External factors like this that are outside of our control are really problematic, especially for small indie businesses that don’t have huge reserves to carry them through difficult periods.
It’s not about business owners having to settle for only three holidays this year rather than four. It’s about survival. Many owners sign personal guarantees on leases, to suppliers and for loans they have taken out to start a business. This means that if our business fails people will be coming for our house, our car and everything else we own. This is an underlying stress that families live with all the time.
Businesses like Baltzersen’s and many others cannot afford to stand still. We need to be growing, becoming more efficient and improving all the time to keep pace with changes in the market and to compete in a crowd. Growth is how we keep up with increases to minimum wage and it means we are able to award our whole team pay rises to reward them and help keep up with inflation.
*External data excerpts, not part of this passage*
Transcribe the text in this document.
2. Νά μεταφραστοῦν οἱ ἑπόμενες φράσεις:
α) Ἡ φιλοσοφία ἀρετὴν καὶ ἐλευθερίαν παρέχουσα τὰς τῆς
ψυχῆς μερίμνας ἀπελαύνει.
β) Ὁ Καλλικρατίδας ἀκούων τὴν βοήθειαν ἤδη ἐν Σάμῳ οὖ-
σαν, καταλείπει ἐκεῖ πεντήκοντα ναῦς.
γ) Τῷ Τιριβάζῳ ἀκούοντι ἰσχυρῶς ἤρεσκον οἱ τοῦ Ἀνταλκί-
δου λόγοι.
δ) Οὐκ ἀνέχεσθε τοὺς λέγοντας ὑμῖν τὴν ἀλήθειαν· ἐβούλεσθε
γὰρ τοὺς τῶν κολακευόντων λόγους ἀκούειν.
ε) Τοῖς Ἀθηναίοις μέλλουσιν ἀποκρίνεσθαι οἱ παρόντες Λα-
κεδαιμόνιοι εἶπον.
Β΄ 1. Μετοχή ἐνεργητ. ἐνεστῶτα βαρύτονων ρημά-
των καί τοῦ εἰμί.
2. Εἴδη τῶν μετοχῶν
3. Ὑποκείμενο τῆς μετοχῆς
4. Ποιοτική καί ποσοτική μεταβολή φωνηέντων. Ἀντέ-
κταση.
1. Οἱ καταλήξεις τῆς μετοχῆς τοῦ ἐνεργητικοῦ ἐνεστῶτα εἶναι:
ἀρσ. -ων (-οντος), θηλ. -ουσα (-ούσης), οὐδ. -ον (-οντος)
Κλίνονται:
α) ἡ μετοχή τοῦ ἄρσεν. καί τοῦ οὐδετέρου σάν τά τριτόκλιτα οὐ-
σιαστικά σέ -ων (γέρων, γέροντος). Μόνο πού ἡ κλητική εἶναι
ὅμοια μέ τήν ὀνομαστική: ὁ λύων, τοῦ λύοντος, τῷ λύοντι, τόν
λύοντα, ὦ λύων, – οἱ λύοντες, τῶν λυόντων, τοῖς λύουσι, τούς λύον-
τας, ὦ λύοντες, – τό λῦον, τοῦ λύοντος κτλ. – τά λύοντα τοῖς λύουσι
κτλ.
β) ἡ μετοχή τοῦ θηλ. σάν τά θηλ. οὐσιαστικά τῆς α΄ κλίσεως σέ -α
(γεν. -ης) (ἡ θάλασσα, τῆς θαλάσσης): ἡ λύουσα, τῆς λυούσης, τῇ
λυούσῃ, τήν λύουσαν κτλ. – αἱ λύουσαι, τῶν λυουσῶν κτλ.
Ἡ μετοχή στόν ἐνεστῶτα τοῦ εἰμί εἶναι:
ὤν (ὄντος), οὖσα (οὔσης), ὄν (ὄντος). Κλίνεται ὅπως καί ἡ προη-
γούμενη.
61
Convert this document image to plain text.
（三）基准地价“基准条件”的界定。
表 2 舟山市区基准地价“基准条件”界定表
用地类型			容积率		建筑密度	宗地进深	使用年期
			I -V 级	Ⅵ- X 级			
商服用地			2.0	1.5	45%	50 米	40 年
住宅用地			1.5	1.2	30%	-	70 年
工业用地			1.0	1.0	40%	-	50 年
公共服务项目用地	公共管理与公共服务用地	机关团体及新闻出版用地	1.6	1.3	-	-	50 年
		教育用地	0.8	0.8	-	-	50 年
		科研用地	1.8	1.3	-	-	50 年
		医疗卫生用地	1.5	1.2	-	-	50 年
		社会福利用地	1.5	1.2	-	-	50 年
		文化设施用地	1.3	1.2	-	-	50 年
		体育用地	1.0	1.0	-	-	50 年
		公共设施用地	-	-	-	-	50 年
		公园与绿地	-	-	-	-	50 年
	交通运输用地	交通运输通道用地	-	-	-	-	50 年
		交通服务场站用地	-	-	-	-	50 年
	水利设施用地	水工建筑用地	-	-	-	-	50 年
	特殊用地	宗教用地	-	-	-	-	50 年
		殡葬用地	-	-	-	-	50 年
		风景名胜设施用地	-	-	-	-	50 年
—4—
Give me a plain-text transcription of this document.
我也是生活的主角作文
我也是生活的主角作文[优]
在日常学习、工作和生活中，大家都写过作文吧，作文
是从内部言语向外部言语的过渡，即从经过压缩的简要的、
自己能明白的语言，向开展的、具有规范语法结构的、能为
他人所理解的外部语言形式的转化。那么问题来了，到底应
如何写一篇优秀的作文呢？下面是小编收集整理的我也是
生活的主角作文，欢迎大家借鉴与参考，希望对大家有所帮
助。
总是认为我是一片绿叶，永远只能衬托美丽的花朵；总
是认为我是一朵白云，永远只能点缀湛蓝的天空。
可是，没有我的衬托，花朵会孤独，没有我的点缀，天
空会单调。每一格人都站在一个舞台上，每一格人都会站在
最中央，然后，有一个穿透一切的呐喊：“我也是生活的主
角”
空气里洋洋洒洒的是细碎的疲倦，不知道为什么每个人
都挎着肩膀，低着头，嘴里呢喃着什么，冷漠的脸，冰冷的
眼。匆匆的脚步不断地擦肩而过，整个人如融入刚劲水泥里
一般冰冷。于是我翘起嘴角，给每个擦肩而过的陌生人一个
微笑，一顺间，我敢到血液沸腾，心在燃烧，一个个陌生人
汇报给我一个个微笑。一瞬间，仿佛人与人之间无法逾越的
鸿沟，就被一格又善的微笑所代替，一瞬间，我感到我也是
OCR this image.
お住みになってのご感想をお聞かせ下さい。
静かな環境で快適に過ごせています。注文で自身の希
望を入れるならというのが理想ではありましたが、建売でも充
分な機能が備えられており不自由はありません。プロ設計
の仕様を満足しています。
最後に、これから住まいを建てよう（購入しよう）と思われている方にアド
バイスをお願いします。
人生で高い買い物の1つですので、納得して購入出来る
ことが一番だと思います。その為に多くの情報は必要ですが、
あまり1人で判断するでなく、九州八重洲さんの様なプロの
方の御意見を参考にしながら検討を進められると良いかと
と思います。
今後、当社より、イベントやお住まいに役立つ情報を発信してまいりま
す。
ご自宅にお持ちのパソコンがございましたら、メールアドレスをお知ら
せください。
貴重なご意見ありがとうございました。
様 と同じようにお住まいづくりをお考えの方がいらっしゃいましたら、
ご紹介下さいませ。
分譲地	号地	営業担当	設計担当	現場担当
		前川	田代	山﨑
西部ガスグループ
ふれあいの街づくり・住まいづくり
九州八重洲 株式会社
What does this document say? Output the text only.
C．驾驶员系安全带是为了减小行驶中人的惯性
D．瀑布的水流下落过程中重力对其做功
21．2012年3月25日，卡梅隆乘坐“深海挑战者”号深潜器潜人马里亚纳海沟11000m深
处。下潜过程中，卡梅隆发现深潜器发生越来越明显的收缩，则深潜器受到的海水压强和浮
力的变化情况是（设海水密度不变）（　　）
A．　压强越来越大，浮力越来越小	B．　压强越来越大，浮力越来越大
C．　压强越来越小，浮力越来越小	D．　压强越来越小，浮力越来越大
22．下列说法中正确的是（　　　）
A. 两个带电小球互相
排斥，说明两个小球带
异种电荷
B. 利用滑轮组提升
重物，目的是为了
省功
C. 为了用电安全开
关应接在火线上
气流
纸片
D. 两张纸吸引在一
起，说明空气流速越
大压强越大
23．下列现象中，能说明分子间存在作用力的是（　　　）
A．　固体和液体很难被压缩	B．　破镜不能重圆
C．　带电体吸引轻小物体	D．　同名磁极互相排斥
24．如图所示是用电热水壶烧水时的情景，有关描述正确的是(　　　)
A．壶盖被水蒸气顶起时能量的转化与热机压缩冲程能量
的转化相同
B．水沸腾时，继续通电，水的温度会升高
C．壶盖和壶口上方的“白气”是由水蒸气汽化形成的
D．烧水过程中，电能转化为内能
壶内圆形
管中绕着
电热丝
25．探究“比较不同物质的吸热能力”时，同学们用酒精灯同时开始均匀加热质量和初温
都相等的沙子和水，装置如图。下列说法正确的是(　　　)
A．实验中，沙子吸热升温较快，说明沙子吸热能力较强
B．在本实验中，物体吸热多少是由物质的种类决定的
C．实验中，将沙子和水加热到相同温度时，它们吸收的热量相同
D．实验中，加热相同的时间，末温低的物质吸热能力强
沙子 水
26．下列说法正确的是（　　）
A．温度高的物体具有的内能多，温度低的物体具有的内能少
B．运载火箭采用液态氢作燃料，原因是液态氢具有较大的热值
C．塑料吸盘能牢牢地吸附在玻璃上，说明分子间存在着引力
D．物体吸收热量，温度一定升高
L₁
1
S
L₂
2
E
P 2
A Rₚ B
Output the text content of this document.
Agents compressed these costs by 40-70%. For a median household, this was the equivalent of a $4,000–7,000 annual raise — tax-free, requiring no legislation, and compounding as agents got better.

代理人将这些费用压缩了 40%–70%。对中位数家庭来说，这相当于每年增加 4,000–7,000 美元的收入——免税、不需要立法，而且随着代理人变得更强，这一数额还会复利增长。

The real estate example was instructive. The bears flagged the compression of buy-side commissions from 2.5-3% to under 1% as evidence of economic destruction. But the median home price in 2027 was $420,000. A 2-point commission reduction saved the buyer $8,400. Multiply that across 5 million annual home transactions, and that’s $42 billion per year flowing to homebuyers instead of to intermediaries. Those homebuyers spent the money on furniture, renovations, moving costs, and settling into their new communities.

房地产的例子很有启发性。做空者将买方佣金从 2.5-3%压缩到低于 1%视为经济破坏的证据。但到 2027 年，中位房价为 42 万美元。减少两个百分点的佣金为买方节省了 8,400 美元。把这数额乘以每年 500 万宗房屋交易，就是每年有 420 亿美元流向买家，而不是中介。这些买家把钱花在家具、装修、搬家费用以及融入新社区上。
I have heard the argument about people having a right to choose how they live and I have some sympathy with the idea.
To this point I don’t feel that our team, guests or me on a personal level have infringed on any of the rights that people have to lead their lives, but I can’t say that is true of some of the people who are living and congregating opposite us.
On a basic level I do think the following is reasonable:
- Our team have the right to come to work and not have to deal with verbal abuse or the feeling of being unsafe in the workplace.
- Our guests should have the right to enjoy their food and drink without being verbally abused or subjected to swearing and generally aggressive and disruptive behaviour.
- As the business owner I should have the right to operate my business without having to deal with the negative effects of anti-social behaviour.
What can we do?
I don’t have any expertise in dealing with these kinds of large social problems that exist within society – they are way bigger than me and beyond the level of local government to completely solve.
In a recent open letter published in the Harrogate Advertiser local organisations (Harrogate Homeless Project, North Yorkshire Horizons, North Yorkshire Police and Harrogate Borough Council) suggested that residents should try to support the relevant local charities rather than giving money direct. They are the people that are working in this area on a daily basis so I am not qualified to disagree with them, and most people commenting online are probably in the same situation.
I do question how the existing support structure addresses people who have clearly decided, consciously or as a result of addiction or illness, not to engage with the available services. There was no suggestion of any solutions that might address people in this group.
If the group are moved on from opposite our premises they will likely find somewhere else to settle down, so the issue isn’t going away.
We have been informed that the council Community Safety team are hosting a multi-agency meeting scheduled for Monday, after which there is a plan to brief businesses, but we have no idea what the scope of the discussion will be.
The outlook for this weekend is for reasonable weather and as such we hope we’ll be able to make full use of our outside space. We’ll manage any issues that arise as best as we can.
For their own safety, we’ve instructed our team not to engage with members of the group opposite, to protect guests by directing them to alternative seating where appropriate and report inappropriate behaviour to the Police via 101.
We’d really like to see you at the cafe this weekend and we appreciate your continued support in a challenging time.